Obviamente, se trata de una elección personal. Nadie debería emularnos. Por otro lado, nos gusta seguir siendo originales. Quizás por eso creímos ver un rayo de esperanza cuando Pedro I, El Insomne, en su habitual mensaje semanal, anunció que la operación desescalada comenzaría con los niños (y sus padres). ¡Por fin íbamos a volver a ser los bichos raros que, frente a la gente de orden, siempre elegimos la dirección prohibida! Quiá. Visto el resultado del experimento, que ha llenado los parques y las calles de familias que, en lugar de ejercer con responsabilidad la libertad recobrada, se han tomado el régimen abierto como una verbena, nos tememos que pronto llegará el desconfinamiento interruptus.
El Gobierno tendrá que volver a encerrarnos ante el riesgo de que los contagios se disparen. Básicamente porque una familia –de cualquier tipo– tiende a pensar que, por hecho de ser el núcleo social básico, no debe rendir cuentas ante nadie. Y mucho menos a los apocalípticos hemos elegido la soledad voluntaria frente al hermoso proyecto comunal que consiste en vivir juntos y, cuando pisas la calle con la prole, reproducir ante los demás la vida (no siempre edificante) que acontece en tu hogar. Ya se sabe: de cerca, cualquier existencia es una lástima. No hay regla más universal.

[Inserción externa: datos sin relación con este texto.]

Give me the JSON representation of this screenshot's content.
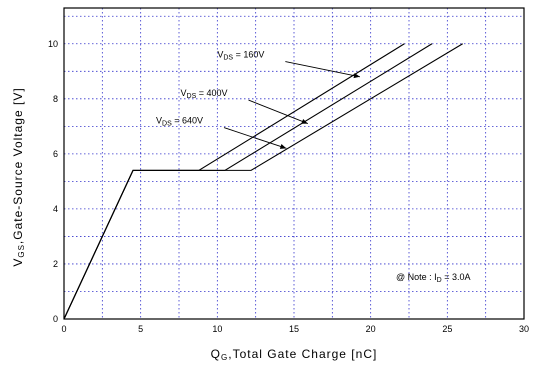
{
  "chart_data": {
    "type": "line",
    "xlabel": {
      "main": "Q",
      "sub": "G",
      "rest": ",Total Gate Charge [nC]"
    },
    "ylabel": {
      "main": "V",
      "sub": "GS",
      "rest": ",Gate-Source Voltage [V]"
    },
    "xlim": [
      0,
      30
    ],
    "ylim": [
      0,
      11.3
    ],
    "x_ticks": [
      0,
      5,
      10,
      15,
      20,
      25,
      30
    ],
    "y_ticks": [
      0,
      2,
      4,
      6,
      8,
      10
    ],
    "grid": true,
    "series": [
      {
        "name": "V_DS=160V",
        "x": [
          0,
          4.5,
          8.8,
          22.2
        ],
        "y": [
          0,
          5.4,
          5.4,
          10.0
        ]
      },
      {
        "name": "V_DS=400V",
        "x": [
          0,
          4.5,
          10.5,
          24.0
        ],
        "y": [
          0,
          5.4,
          5.4,
          10.0
        ]
      },
      {
        "name": "V_DS=640V",
        "x": [
          0,
          4.5,
          12.2,
          26.0
        ],
        "y": [
          0,
          5.4,
          5.4,
          10.0
        ]
      }
    ],
    "annotations": [
      {
        "text_main": "V",
        "text_sub": "DS",
        "text_rest": " = 160V",
        "at": [
          10.0,
          9.5
        ],
        "arrow_to": [
          19.3,
          8.8
        ]
      },
      {
        "text_main": "V",
        "text_sub": "DS",
        "text_rest": " = 400V",
        "at": [
          7.6,
          8.1
        ],
        "arrow_to": [
          15.9,
          7.1
        ]
      },
      {
        "text_main": "V",
        "text_sub": "DS",
        "text_rest": " = 640V",
        "at": [
          6.0,
          7.1
        ],
        "arrow_to": [
          14.5,
          6.2
        ]
      }
    ],
    "note": {
      "prefix": "@ Note : I",
      "sub": "D",
      "rest": " = 3.0A"
    }
  }
}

No queremos decir con esto –líbrenos Dios, el Misericordioso– que el modelo familiar de las sociedades mediterráneas no pueda ser (en ciertos casos) una bendición, pero la experiencia propia y ajena nos vacunó hace décadas contra la cursilería de quienes ven en la conducta de las estirpes familiares un ejemplo ante los desastres. Lo resumiremos a la manera de Allen Ginsberg, el poeta beat: “He visto a las familias más ideales de mi generación destruidas por la impaciencia, la irresponsabilidad y la inconsciencia”.
Una familia-prototipo pueden ser el infierno en la Tierra. La urbanidad no siempre es su fuerte. Muchas aparcan el coche familiar en zonas prohibidas –o directamente encima de las aceras–, no acostumbran a respetar los pasos de cebra –un conductor siempre cree que su vehículo es el corcel de Amadís de Gaula–, están convencidas de que tener una segunda residencia es un derecho constitucional y piensan que sus hijos son dioses griegos. Comprendemos que el amor paterno es desinteresado y admirable, pues no siempre se corresponde con la devoción filial, pero de ahí a que se acepte lo que sucedió ayer en muchas ciudades dista un abismo. La responsabilidad social fue barrida del mapa por el borreguismo familiar, que interpretó la tímida apertura del confinamiento igual que las autonomías: como un menú a la carta. La libertad vigilada o es para todos o no es de ninguno. Disculpen ustedes la impertinencia. Enseguida se nos pasa.